E.H. Must seek solution in N.A.T.O. for w’out it Eur. will concentrate on

defence w’in Six. They are doubtful wtr. U.S. will defend them.

Cause of increasg. friction. Admit, however, tht. this control

Is veto: wdn’t give Eur. power to initiate w’out U.S. consent.

P.M. In these circs. it is mainly a political problem. With growing strength

they are resentful of inferiority to U.S.

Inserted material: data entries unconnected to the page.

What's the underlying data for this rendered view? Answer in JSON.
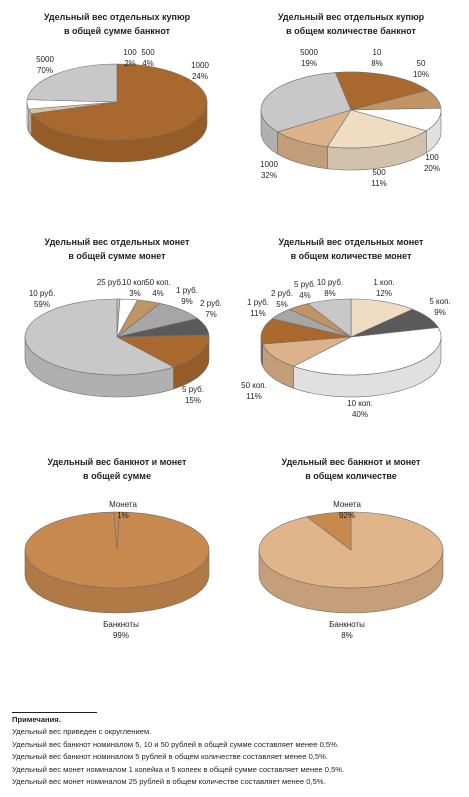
{
  "chart_data": [
    {
      "type": "pie",
      "title": "Удельный вес отдельных купюр\nв общей сумме банкнот",
      "slices": [
        {
          "label": "5000",
          "pct": "70%",
          "value": 70,
          "color": "#a9692e"
        },
        {
          "label": "100",
          "pct": "2%",
          "value": 2,
          "color": "#d9c09f"
        },
        {
          "label": "500",
          "pct": "4%",
          "value": 4,
          "color": "#ffffff"
        },
        {
          "label": "1000",
          "pct": "24%",
          "value": 24,
          "color": "#c8c8c8"
        }
      ]
    },
    {
      "type": "pie",
      "title": "Удельный вес отдельных купюр\nв общем количестве банкнот",
      "slices": [
        {
          "label": "5000",
          "pct": "19%",
          "value": 19,
          "color": "#a9692e"
        },
        {
          "label": "10",
          "pct": "8%",
          "value": 8,
          "color": "#c09465"
        },
        {
          "label": "50",
          "pct": "10%",
          "value": 10,
          "color": "#ffffff"
        },
        {
          "label": "100",
          "pct": "20%",
          "value": 20,
          "color": "#efdcc3"
        },
        {
          "label": "500",
          "pct": "11%",
          "value": 11,
          "color": "#dcb28a"
        },
        {
          "label": "1000",
          "pct": "32%",
          "value": 32,
          "color": "#c8c8c8"
        }
      ]
    },
    {
      "type": "pie",
      "title": "Удельный вес отдельных монет\nв общей сумме монет",
      "slices": [
        {
          "label": "25 руб.",
          "pct": "",
          "value": 0.5,
          "color": "#d9c09f"
        },
        {
          "label": "10 коп.",
          "pct": "3%",
          "value": 3,
          "color": "#ffffff"
        },
        {
          "label": "50 коп.",
          "pct": "4%",
          "value": 4,
          "color": "#c09465"
        },
        {
          "label": "1 руб.",
          "pct": "9%",
          "value": 9,
          "color": "#a6a6a6"
        },
        {
          "label": "2 руб.",
          "pct": "7%",
          "value": 7,
          "color": "#5a5a5a"
        },
        {
          "label": "5 руб.",
          "pct": "15%",
          "value": 15,
          "color": "#a9692e"
        },
        {
          "label": "10 руб.",
          "pct": "59%",
          "value": 59,
          "color": "#c8c8c8"
        }
      ]
    },
    {
      "type": "pie",
      "title": "Удельный вес отдельных монет\nв общем количестве монет",
      "slices": [
        {
          "label": "1 коп.",
          "pct": "12%",
          "value": 12,
          "color": "#efdcc3"
        },
        {
          "label": "5 коп.",
          "pct": "9%",
          "value": 9,
          "color": "#5a5a5a"
        },
        {
          "label": "10 коп.",
          "pct": "40%",
          "value": 40,
          "color": "#ffffff"
        },
        {
          "label": "50 коп.",
          "pct": "11%",
          "value": 11,
          "color": "#dcb28a"
        },
        {
          "label": "1 руб.",
          "pct": "11%",
          "value": 11,
          "color": "#a9692e"
        },
        {
          "label": "2 руб.",
          "pct": "5%",
          "value": 5,
          "color": "#a6a6a6"
        },
        {
          "label": "5 руб.",
          "pct": "4%",
          "value": 4,
          "color": "#c09465"
        },
        {
          "label": "10 руб.",
          "pct": "8%",
          "value": 8,
          "color": "#c8c8c8"
        }
      ]
    },
    {
      "type": "pie",
      "title": "Удельный вес банкнот и монет\nв общей сумме",
      "slices": [
        {
          "label": "Монета",
          "pct": "1%",
          "value": 1,
          "color": "#c8894f"
        },
        {
          "label": "Банкноты",
          "pct": "99%",
          "value": 99,
          "color": "#c8894f"
        }
      ]
    },
    {
      "type": "pie",
      "title": "Удельный вес банкнот и монет\nв общем количестве",
      "slices": [
        {
          "label": "Монета",
          "pct": "92%",
          "value": 92,
          "color": "#e0b58a"
        },
        {
          "label": "Банкноты",
          "pct": "8%",
          "value": 8,
          "color": "#c8894f"
        }
      ]
    }
  ],
  "notes": {
    "heading": "Примечания.",
    "lines": [
      "Удельный вес приведен с округлением.",
      "Удельный вес банкнот номиналом 5, 10 и 50 рублей в общей сумме составляет менее 0,5%.",
      "Удельный вес банкнот номиналом 5 рублей в общем количестве составляет менее 0,5%.",
      "Удельный вес монет номиналом 1 копейка и 5 копеек в общей сумме составляет менее 0,5%.",
      "Удельный вес монет номиналом 25 рублей в общем количестве составляет менее 0,5%."
    ]
  }
}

H. Diffy is tht. you can’t satisfy that feeling w’out includg. G. – and that

will stimulate R. fears.

P.M. The only real solution is detents with R.
H. U.S. are beginning to feel this. [Exit M.R.
6. Kenya.
R.M. No fuss over removal of disqualificn on Kenyatta.

Tribal diffies are as deep as we feared. But hope for calm until the

conference in Feb.

Coastal strip. Don’t raise this until after conference.

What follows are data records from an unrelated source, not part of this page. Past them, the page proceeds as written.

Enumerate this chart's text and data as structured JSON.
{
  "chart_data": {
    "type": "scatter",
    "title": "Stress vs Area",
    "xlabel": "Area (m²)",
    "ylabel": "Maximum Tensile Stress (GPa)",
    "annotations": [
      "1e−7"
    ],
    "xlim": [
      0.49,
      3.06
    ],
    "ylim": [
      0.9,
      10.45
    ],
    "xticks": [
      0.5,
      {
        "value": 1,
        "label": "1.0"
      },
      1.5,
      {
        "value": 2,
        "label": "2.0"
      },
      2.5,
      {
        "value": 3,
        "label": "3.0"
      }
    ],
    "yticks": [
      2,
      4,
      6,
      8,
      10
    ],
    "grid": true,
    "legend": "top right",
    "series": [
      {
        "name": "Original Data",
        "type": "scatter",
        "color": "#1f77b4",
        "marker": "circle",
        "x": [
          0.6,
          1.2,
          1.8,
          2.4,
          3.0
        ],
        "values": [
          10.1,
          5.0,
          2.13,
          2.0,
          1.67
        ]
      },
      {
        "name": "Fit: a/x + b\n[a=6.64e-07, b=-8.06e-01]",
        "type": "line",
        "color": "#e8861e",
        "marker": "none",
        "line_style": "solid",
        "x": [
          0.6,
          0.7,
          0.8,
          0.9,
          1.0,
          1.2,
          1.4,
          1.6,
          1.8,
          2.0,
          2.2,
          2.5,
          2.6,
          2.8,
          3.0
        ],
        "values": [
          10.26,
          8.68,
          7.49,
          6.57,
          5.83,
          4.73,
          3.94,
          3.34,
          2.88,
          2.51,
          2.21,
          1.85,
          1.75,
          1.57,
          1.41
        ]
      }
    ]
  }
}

Some chance of agreed solution in Feb. conference.
Hail. Any prospect tht. independent K. will be able to m’tain law & order?
R.M. K.A.R. bldg. up: unlikely to be dominated by any single tribe.

Settlers: Bill of Rights in constitn. If we can get that, most will be

H. We move so fast from self-govt. to independence. Can’t we prolong

R.M. Not worth it if we can’t get p’ponemt. for about 5 yrs. – and no chance

of that. Local offls. satisfied no chance of delaying it beyond

spring of ’63.

Hail. Don’t believe you can get stable security force or adminn by early ’63.
H.W. O.K. if white officers cd. be retained.
R.M. Can’t work that out (or a base facility) save with a self-governing


Base – not in present form: something, on coast, as C’wealth facility.
D.S. Don’t believe Africans wd. accept tht. such a base was to defend

their interests.
H. cf. Congo: can’t recover sitn if disorder once starts.
R.M. Business interests favour speed of settlement, to end uncertainty.

Farmers take other view.

H.W. I cdn’t afford to build a new base.
H. Nigerian resoln in U.N. – 10 years – because they fear it earlier esp. in

C. Africa.

R.M. Wd they back us in staying another 5 yrs. in Kenya?
P.M. We must evaluate risks of both courses. Risks also in delay.